KriegHund said:
pour info, je suis en train de lire un livre sur la IIIe rep, et apparement, en 1912 (grace aux informations du systeme des fiches), seulement 10% des officiers sont republicains. Ca s'ameliore par la suite, mais bon...
il faut faire attention pour l'interprétation de ce système des fiches
de 1, il a été mis en place à une époque différente. Mais la réactualisation plus ou moins officieuse s'est faite sur des bases un peu surannées. A nouveau, le républicanisme de 1912 n'est déjà plus celui de de 1890. Cette fois-ci, les qualifications de "républicain" sont plus déterminées par le débat cléricalisme/anticléricalisme. Tout le processus d'adhésion (ou au moins d'acceptation) de la République s'est fait à partir de glisements successifs autour de débats à l'origine secondaires, qui se sont révélés prendre l'ascendant par rapport au débat précédent. L'opposition république/monarchie a été progressivement vampirisée par la dérive boulangiste, puis par le débat sur l'Affaire Dreyfus, puis sur la séparation de l'Eglise et de l'Etat. Etre républicain est progressivement devenu plus "exigeant" en quelque sorte, a demandé des adhésions secondaires sur des thèmes périphériques qui à chaque fois rejetaient l'opposition dans "l'anti-républicanisme". Alors il est certain qu'une large proportion des cadres de l'armée étaient anti-dreyfusards, et cléricaux, et conservateurs, mais on se rend compte que par rapport à l'interrogation originelle sur le républicanisme, on a suivi de multiples et successifs détournements/ajustements
de 2, la notation des attitudes politiques des officiers servait avant tout dans le champ politique (on compte ses forces, ses soutiens). En 1912, la crainte d'une infidélité de l'armée à la nation républicaine avait quand même pas mal dégonflé par rapport à ce qu'elle avait pu être
de 3, un peu à la manière du carnet B, il ne faut pas prendre au pied de la lettre la paranoïa des services de renseignements (ça c'est général, ça ne compte pas seulement pour l'armée française du début du XXè. J'ai eu l'occasion de travailler sur des rapports des RG sur une autre époque, ils ne brillaient pas par leur mesure, leur clairvoyance et leur exactitude)
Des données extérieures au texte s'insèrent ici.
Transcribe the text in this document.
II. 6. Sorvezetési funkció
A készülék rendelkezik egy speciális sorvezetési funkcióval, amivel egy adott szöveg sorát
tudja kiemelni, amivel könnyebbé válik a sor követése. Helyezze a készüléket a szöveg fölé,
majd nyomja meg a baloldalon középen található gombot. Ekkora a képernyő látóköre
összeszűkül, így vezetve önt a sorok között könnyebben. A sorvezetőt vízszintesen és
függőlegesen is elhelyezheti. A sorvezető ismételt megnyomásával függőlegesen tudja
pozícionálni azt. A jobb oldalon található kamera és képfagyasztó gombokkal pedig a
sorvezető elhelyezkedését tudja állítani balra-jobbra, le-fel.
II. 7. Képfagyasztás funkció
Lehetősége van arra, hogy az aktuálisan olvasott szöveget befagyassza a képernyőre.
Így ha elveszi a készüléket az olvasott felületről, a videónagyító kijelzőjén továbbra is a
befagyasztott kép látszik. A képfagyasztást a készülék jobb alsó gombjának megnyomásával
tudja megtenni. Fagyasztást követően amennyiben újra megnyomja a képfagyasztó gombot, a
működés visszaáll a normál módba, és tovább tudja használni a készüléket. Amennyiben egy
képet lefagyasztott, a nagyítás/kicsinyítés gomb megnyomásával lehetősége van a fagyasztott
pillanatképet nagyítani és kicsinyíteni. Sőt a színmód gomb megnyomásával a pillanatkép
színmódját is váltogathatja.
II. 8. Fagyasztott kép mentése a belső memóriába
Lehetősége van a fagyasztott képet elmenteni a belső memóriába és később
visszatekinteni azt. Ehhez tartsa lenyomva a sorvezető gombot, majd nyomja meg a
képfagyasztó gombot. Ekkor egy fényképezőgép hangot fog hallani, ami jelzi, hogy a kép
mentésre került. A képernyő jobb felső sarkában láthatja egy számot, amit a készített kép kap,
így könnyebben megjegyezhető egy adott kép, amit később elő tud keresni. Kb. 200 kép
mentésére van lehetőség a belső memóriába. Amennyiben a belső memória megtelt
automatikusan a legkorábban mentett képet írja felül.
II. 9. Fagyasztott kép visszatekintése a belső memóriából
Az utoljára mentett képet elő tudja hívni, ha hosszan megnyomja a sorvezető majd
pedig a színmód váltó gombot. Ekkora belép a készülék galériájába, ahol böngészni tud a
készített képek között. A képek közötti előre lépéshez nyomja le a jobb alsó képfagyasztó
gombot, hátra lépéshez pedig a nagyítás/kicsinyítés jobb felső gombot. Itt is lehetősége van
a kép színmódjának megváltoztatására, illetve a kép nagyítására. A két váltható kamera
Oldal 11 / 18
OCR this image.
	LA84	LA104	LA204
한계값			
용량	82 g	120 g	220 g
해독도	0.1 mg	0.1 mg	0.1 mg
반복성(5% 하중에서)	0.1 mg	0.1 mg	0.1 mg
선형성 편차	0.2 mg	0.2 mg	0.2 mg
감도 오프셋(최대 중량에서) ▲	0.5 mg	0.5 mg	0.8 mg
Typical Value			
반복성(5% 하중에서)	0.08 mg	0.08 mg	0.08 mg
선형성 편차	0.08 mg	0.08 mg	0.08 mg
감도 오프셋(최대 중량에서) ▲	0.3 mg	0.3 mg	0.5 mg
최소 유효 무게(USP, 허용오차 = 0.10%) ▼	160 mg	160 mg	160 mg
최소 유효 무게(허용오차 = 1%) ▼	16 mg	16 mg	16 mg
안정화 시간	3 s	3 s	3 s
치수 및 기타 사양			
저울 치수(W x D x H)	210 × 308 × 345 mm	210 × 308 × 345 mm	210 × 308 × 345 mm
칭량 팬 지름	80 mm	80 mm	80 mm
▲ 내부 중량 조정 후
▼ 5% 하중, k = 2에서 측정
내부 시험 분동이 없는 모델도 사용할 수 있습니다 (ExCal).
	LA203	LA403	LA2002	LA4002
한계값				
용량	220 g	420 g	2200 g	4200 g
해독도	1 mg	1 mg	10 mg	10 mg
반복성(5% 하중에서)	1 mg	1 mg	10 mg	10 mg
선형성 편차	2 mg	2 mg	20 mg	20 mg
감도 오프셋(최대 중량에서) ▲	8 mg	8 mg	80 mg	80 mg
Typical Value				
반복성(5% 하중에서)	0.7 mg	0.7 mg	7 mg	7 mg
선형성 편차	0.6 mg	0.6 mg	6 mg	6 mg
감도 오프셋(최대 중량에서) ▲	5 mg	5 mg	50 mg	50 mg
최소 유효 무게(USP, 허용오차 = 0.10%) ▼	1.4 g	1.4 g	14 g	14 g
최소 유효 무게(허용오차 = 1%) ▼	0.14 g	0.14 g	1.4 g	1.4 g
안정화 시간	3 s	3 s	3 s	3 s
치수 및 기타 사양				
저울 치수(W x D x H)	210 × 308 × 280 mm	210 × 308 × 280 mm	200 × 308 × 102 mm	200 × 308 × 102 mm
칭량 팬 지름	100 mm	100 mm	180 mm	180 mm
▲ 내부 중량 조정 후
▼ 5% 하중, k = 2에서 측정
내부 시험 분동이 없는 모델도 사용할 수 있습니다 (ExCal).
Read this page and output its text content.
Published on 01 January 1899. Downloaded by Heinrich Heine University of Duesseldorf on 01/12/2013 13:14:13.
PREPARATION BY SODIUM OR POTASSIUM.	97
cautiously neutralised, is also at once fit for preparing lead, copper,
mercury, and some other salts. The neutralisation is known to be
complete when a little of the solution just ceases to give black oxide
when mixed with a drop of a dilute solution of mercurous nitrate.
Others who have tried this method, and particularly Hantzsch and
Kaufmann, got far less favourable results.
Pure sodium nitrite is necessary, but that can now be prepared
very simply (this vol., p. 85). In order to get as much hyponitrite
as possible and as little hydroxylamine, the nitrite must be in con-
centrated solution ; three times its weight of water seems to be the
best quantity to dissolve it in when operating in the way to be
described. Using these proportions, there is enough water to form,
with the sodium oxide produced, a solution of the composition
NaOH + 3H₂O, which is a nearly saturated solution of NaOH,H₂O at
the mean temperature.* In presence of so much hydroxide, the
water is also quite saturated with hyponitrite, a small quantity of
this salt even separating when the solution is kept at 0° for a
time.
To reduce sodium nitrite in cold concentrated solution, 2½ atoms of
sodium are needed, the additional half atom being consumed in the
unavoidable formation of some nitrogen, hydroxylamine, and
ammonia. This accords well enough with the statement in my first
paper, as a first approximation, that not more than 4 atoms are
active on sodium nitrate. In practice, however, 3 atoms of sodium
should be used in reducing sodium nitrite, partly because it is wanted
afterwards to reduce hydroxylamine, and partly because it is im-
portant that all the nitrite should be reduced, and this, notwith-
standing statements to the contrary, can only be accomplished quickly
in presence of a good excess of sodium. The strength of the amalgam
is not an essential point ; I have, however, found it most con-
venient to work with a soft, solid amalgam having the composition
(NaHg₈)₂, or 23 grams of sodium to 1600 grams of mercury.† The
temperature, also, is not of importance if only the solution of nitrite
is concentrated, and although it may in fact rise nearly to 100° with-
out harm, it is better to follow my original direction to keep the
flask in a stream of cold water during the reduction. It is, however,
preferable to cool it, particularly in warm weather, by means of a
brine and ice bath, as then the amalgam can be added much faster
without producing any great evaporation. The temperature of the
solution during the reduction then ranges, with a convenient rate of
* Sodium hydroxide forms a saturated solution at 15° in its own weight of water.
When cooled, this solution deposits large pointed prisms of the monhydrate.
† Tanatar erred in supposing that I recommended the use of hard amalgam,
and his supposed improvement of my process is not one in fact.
Tout ça pour dire qu'il y a tout un spectre entre volonté de renverser le régime et se rallier à lui. Les événéments marquants de la période 70-14 ont été comme des taquets pour les différentes populations, qui ont dû se déplacer et se fixer provisoirement sur ce spectre. Et rappelons surtout que ce que ce spectre politique qui s'est construit sur les oppositions binaires république-monarchie, gauche-droite, etc, ce spectre donc, et la manière de percevoir les oppositions politiques, ont été organisés par un certain type d'acteurs, tandis que les autres étaient contraints de suivre les termes du débat tel qu'ils leur étaient imposés (construction de l'affaire Dreyfus comme une Affaire, politique anticléricale très volontariste...). Ces acteurs déterminants ce sont ce qui se faisaient appeler les républicains. C'est sur leur vision des choses que nous discutons aujourd'hui. C'est un peu comme si pour étudier la 1GM, on n'étudiait que les sources en langue française, ou des Alliés, en laissant de côté celles en allemand.